In an equilateral triangle, prove that the centroid and the circumcentre of the triangle coincide.

AD, BE and CF are medians of the triangle.

Let G be the centroid of triangle ABC.

Triangle ABC is an equilateral triangle,

∴ AB = BC = CA and ∠ABC = ∠BAC = ∠BCA = 60°

In △BFC and △BEC,

⇒ BC = BC (Common Side)

⇒ ∠FBC = ∠ECB = 60°.

⇒ BF = EC (As F is mid-point of AB and E is mid-point of AC and AB = AC.)

△BFC ≅ △BEC (By SAS axiom)

∴ BE = CF (By C.P.C.T.) …..(1)

Now, in △ABE and △ABD,

AB = AB (Common Side)

∠BAE = ∠ABD = 60°

BD = AE (As D is mid-point of BC and E is mid-point of AC and BC = AC.)
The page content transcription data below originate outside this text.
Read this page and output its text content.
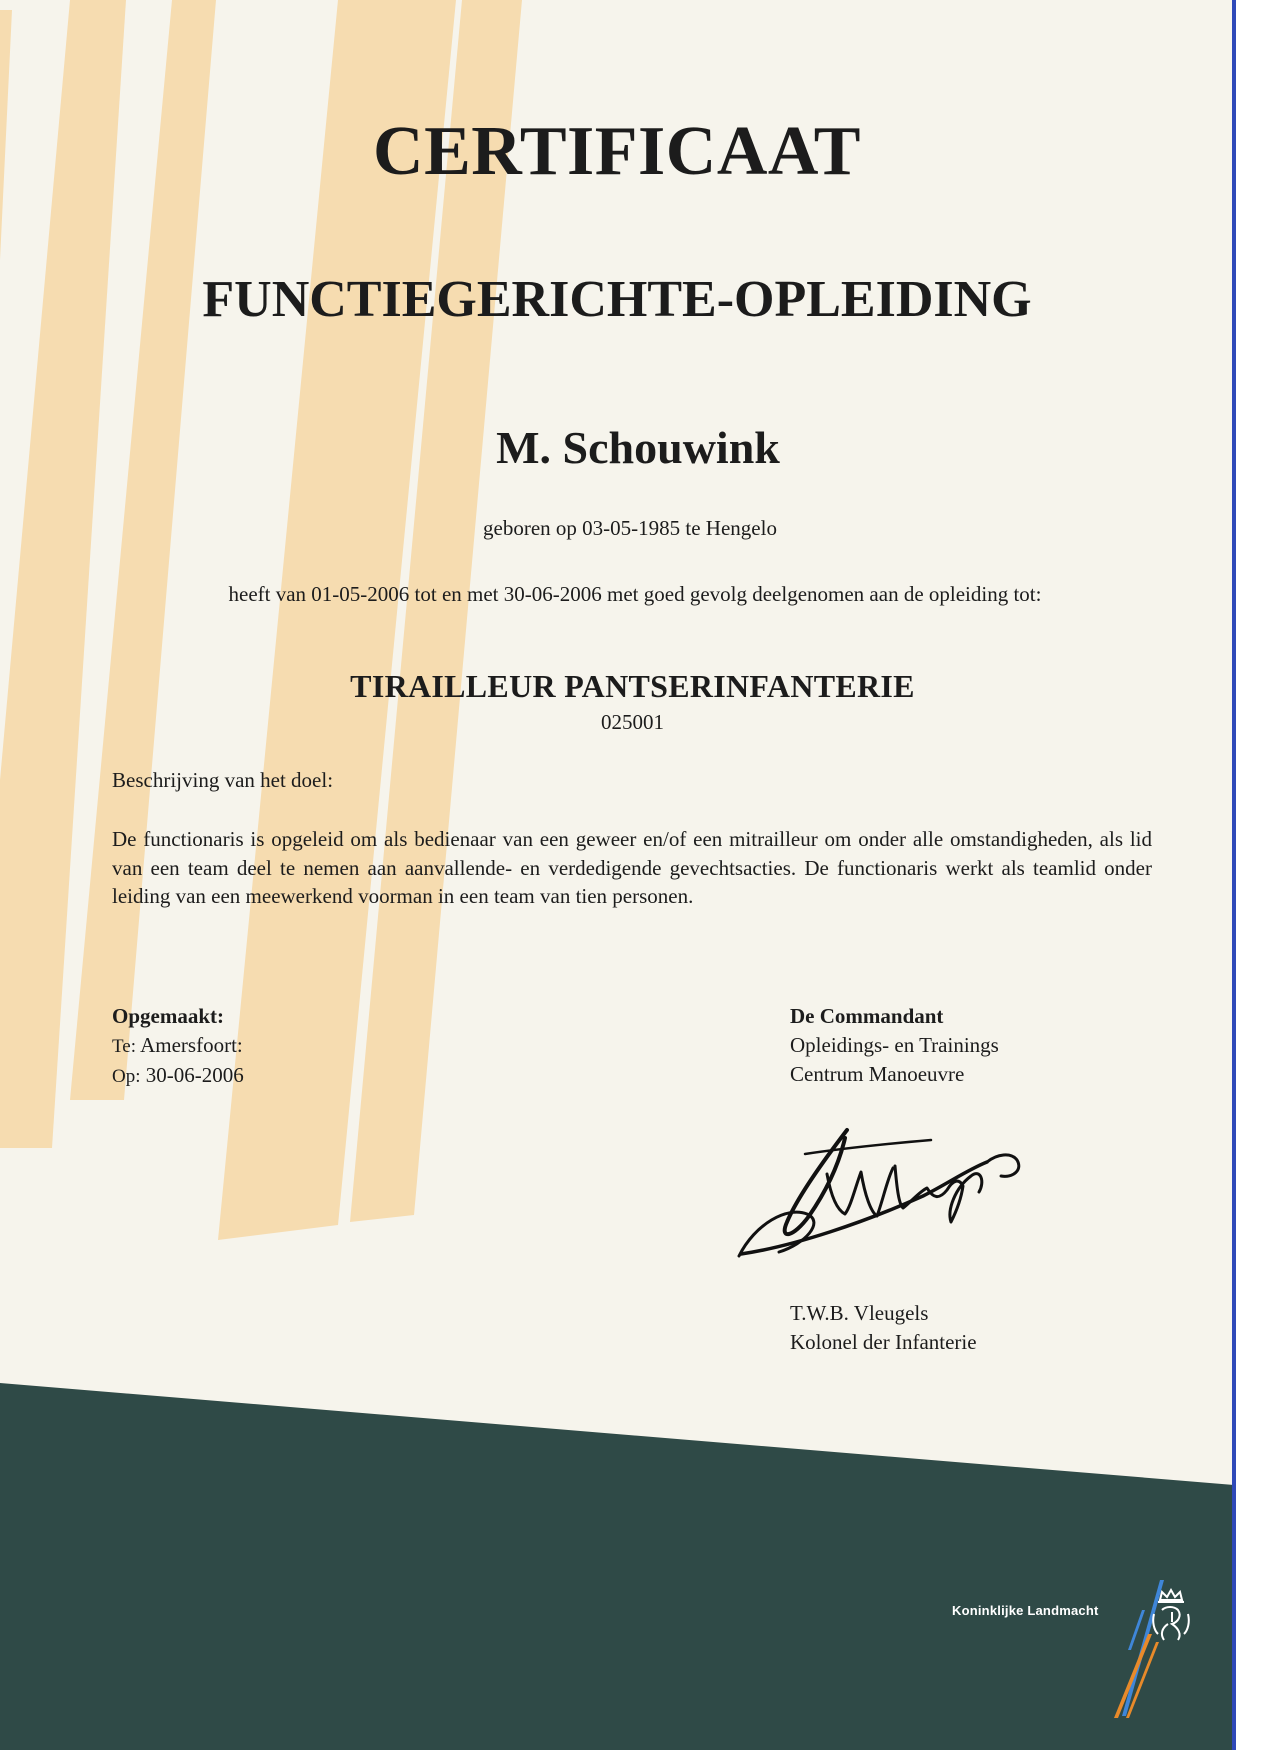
CERTIFICAAT
FUNCTIEGERICHTE-OPLEIDING
M. Schouwink
geboren op 03-05-1985 te Hengelo
heeft van 01-05-2006 tot en met 30-06-2006 met goed gevolg deelgenomen aan de opleiding tot:
TIRAILLEUR PANTSERINFANTERIE
025001
Beschrijving van het doel:
De functionaris is opgeleid om als bedienaar van een geweer en/of een mitrailleur om onder alle omstandigheden, als lid van een team deel te nemen aan aanvallende- en verdedigende gevechtsacties. De functionaris werkt als teamlid onder leiding van een meewerkend voorman in een team van tien personen.
Opgemaakt:
Te: Amersfoort:
Op: 30-06-2006
De Commandant
Opleidings- en Trainings
Centrum Manoeuvre
T.W.B. Vleugels
Kolonel der Infanterie
Koninklijke Landmacht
△ABE ≅ △ABD (By SAS axiom.)

∴ BE = AD (By C.P.C.T.) ……(2)

From equation 1 and 2, we get:

⇒ AD = BE = CF

⇒ $\dfrac{2}{3} AD = \dfrac{2}{3} BE = \dfrac{2}{3} CF$

We know that the centroid of the triangle divides the median in a 2 : 1 ratio.

∴ GA = GB = GC.

So, we can say that G is equidistant from the three vertices A. B and C.

G is circumcentre of ΔABC.

Hence, proved that the centroid and circumcentre are coincident.